So I have this class that represents a thing that can be created or loaded and saved, it's nice and encapsulated - it has a couple of properties that are private with public getters and setters. Nothing special, when I load this thing - properties get set directly, when I create it - I use property setters that do some sanitization and validation.
Now the question. I also, for performance reasons, need to bulk load these things.
1st, where could I put such method? It doesn't really belong on the things class, I mean static <Thing[]>Thing.Load(keys[]) doesn't look right at all.
2nd, how would I initialize these things? I don't want to use the public setters, because, as I mentioned, they do some checking that's necessary only the first time, when I'm loading it from the storage, everything is already sane. I also don't want to expose the properties publicly. Currently I have a constructor that takes all properties and sets them directly, but that's ugly.
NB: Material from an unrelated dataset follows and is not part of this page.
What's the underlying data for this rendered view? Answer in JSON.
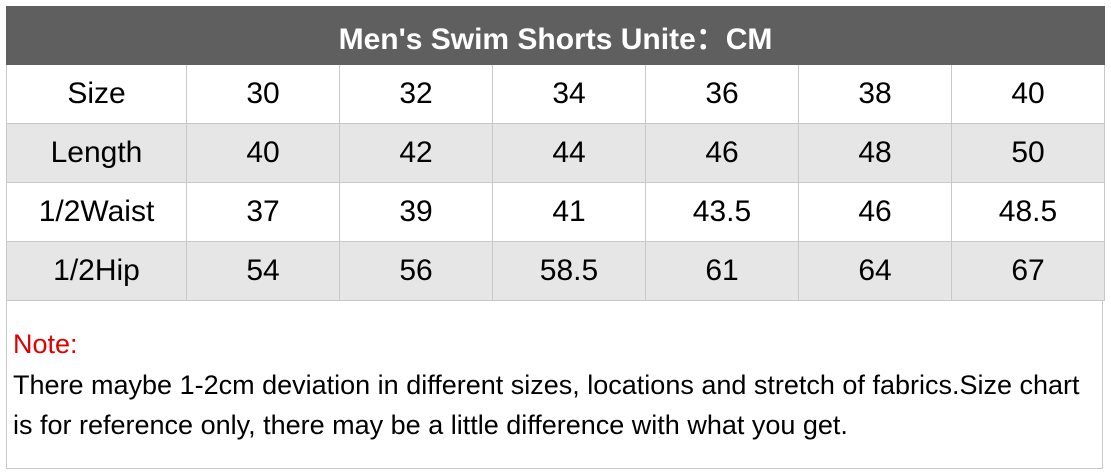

It's strange that no one suggested this, but obviously what you do to solve the 2nd problem, is to leave the public setters as they are - public, but instead of having private(C#)/protected(C#)/private(Java) properties you make them internal(C#)/protected(Java)! This way when you bulk load the Things you can use properties directly, bypassing setters.
Name:
Anonymous2010-07-10 11:02
>>1
Hackish way: reinterpret_cast. SCALABLE ENTERPRISE SOLUTION: Move the validation to a separate class.